Lea Brovedani: The Trust Architect
Lea Brovedani:
The Trust Architect
Lea Brovedani looking back at us over her shoulder. She is wearing a while blouse

Messing Up and Keeping Trust

If you don’t make mistakes, you’re just not trying hard enough. But what do you do when the inevitable happens? What do you do when you or your staff makes a mistake? Mistakes can erode trust, but let’s be very clear: It’s not the mistake that causes distrust; it’s how the mistake is handled.

The cost to businesses when trust is damaged is huge. Dave Carroll’s experience with United Airlines is a case in point.

Carroll is a professional musician whose guitar was mishandled and damaged on a layover in Chicago. As he was sitting on the plane, waiting for takeoff, the passenger behind him said, “My God, they’re throwing guitars on the tarmac.” When he looked out the window, he recognized his guitar case. He reported what he saw to the first United representative he came in contact with, who quickly and rudely dismissed him with a “Not my responsibility.”

When he got to his final destination, he was relieved to see the guitar case looked okay. It wasn’t until he got to his hotel room and opened the case that he saw the true extent of the damage. His $3,500 Taylor guitar was broken. The repairs cost $1,200, and Carroll expected United to pay the bill. After nine months of futile negotiation, Carroll gave up… but not before telling United he was going to write a song about what he had been through. He posted a video – “United Breaks Guitars” – on YouTube, and to date that video has been viewed by over 100 million people around the world. (It was even played on TV, increasing it’s reach.)

click here to watch the video

In a Harvard case study, researchers calculated that the bad publicity engendered by the broken guitar and poor customer service cost United over $95 million in stock value and revenues. When I spoke with Carroll, he said it was United’s response to the damage, not the damage itself that inspired him to write the song. Imagine if someone at United had taken responsibility for the mistake and paid the claim. United wouldn’t have suffered damage to its reputation or its bottom line. Remember, as I said above, mistakes don’t cause distrust – how mistakes are handled causes distrust.

The Five Rs

So, how should you and your team handle mistakes? Simple: apologize.

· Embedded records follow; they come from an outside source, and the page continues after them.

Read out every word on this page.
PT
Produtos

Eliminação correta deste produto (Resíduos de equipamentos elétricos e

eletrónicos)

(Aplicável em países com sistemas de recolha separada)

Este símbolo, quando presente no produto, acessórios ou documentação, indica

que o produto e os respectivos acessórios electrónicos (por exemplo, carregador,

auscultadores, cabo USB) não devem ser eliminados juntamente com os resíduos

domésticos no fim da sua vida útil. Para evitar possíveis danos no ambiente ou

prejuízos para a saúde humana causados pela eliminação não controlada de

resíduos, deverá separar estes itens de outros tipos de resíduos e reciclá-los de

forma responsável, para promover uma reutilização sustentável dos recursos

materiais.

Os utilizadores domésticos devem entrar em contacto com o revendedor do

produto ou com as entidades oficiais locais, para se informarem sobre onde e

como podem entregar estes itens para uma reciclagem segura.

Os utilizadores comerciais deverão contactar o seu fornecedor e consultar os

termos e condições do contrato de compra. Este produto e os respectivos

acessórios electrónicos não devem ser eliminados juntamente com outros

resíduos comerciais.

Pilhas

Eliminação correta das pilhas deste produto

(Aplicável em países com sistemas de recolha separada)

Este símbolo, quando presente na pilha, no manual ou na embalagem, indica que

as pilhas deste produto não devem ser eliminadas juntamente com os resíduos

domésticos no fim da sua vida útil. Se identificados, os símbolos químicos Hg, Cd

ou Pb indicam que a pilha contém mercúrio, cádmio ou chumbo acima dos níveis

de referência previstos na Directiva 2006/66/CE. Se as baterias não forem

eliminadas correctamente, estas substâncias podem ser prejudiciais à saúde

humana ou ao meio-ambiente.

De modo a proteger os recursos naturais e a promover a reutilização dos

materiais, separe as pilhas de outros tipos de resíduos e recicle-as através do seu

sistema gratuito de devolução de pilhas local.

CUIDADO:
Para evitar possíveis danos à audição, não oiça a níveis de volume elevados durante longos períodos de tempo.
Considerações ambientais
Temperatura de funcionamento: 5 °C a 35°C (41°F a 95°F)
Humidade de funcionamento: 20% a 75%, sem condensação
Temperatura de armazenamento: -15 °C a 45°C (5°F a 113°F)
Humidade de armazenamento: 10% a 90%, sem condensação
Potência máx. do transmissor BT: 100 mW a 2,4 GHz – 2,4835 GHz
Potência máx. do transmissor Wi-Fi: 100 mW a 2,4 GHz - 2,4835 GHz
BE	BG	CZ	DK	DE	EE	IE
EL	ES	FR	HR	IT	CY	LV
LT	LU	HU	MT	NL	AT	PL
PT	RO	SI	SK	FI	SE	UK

The best apologies follow the five Rs:

#1. Recognize the offense. Make sure you know exactly what the problem is. This may sound obvious, but it would surprise you how often the offender and the offended aren’t on the same page.

#2. Once you know what the problem is, take responsibility.

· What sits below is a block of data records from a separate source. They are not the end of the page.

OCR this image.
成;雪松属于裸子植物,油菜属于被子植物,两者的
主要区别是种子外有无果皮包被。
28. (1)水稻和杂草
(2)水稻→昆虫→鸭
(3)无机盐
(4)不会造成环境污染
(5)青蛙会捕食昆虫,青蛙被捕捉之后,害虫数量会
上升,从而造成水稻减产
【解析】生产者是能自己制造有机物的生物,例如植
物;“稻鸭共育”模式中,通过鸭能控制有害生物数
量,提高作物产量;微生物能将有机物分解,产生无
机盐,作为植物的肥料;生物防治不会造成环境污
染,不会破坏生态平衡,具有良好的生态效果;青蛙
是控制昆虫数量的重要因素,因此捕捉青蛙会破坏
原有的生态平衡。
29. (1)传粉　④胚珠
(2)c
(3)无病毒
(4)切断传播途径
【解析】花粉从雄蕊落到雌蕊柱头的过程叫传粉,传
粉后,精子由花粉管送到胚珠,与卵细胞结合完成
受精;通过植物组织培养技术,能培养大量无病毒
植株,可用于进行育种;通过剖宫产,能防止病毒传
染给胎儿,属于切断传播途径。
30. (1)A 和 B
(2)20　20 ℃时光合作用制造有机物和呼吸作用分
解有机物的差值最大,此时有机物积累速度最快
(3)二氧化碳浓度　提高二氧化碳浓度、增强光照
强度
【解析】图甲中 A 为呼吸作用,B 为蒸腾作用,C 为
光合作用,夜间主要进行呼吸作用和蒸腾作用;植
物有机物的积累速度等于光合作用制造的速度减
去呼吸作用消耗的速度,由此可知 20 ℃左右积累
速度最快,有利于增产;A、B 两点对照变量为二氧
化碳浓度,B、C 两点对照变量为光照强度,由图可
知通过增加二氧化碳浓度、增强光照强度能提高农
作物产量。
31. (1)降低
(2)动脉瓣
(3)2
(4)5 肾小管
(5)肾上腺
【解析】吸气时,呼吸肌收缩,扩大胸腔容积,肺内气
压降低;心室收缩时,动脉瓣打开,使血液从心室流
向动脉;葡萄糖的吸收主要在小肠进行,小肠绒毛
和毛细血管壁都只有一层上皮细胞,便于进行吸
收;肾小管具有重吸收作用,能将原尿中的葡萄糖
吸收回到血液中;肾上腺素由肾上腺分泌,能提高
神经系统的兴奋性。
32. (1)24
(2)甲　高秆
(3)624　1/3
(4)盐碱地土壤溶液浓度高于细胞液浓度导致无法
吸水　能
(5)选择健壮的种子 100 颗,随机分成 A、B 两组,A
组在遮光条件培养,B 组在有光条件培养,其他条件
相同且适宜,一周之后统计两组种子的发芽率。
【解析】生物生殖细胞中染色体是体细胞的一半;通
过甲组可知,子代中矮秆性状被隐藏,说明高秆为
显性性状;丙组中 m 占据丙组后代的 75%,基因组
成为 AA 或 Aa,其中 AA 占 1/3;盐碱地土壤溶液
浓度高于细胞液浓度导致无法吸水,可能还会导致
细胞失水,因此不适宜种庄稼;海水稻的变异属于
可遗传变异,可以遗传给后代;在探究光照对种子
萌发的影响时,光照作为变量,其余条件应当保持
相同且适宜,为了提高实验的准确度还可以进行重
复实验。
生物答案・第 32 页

#3. Show remorse. If you’re going to say you’re sorry, mean it. If you don’t, it will come through, and a phony apology is worse than not giving one at all.

#4. Make restitution. Explain or demonstrate what you intend to do going forward.

#5. Repetition… and no, I don’t mean repeating the mistake. Show, through changed behaviors or positive actions, that you have learned the lesson. If your company is truly sorry for its mistake, then make sure you make good on your commitments and do what you said you would do.

When mistakes happen (and they will), how quickly you respond and how you respond will make the difference between how much you and your company are trusted.